The recent case in Sri Lanka has brought this hypocrisy into brutal focus. In May 2026, authorities arrested a senior Buddhist monk, Pallegama Hemarathana, over allegations that he repeatedly sexually abused a minor girl at a temple in Anuradhapura in 2022. Reports said child protection authorities had raised concerns about delays in his arrest, and the case later sparked heated public debate when he was released on bail. What disturbed me was not only the allegation itself, but the reaction around it. Even in the face of such a grave accusation involving a child, some voices rushed to defend the monk, while others chose silence, as though loyalty to the robe mattered more than the morality of the situation or the suffering of the victim. That is exactly the danger of blind faith: when reverence for a religious symbol becomes stronger than one’s commitment to justice, truth becomes negotiable and victims are left standing alone.
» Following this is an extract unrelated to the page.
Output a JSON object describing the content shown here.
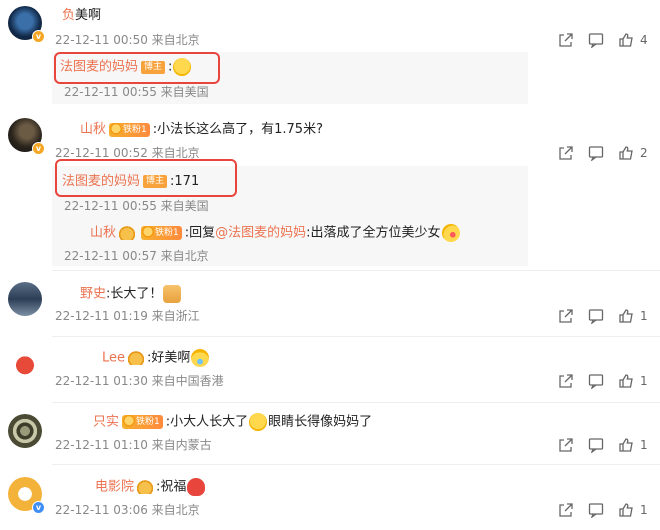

And let us be clear: this is not a problem confined to Buddhism. Abuse, denial, and institutional protection have surfaced across religious traditions. The West has spent decades confronting the sexual abuse crisis in the Church, exposing not only individual perpetrators but systems that hid them, moved them, and protected the institution at the expense of children. Many of our cultures in the East and across Asia are only beginning to face that same reckoning in public. The pattern is painfully familiar: sacred authority is treated as untouchable, survivors are doubted, and communities worry more about protecting the image of the institution than protecting the vulnerable. Neither a robe, nor a collar, nor any sacred title should place a person above scrutiny. If culture or religion asks us to defend power before we defend a child or a person, then something has gone profoundly wrong. No faith is dishonoured by accountability. What dishonours faith is the refusal to speak, the instinct to protect the powerful, and the willingness to sacrifice truth so that an institution can remain comfortable.

Legal accountability is essential, but it alone will not uproot a problem this deeply embedded in society. If women are to live safely and enjoy true equality, then the mindset that sustains these injustices must also change. That is where conversation becomes vital. We need to keep asking difficult questions, examining the beliefs we inherit, and confronting the human cost of traditions that wound those they claim to protect. Change does not begin with silence; it begins when people are willing to speak, listen, and think more honestly about the world they are helping to shape. Encouragingly, these issues are now being discussed more openly, and many courageous people continue to push for a better society. May we not allow that conversation to fade, but instead let it deepen, broaden, and lead us toward something more just.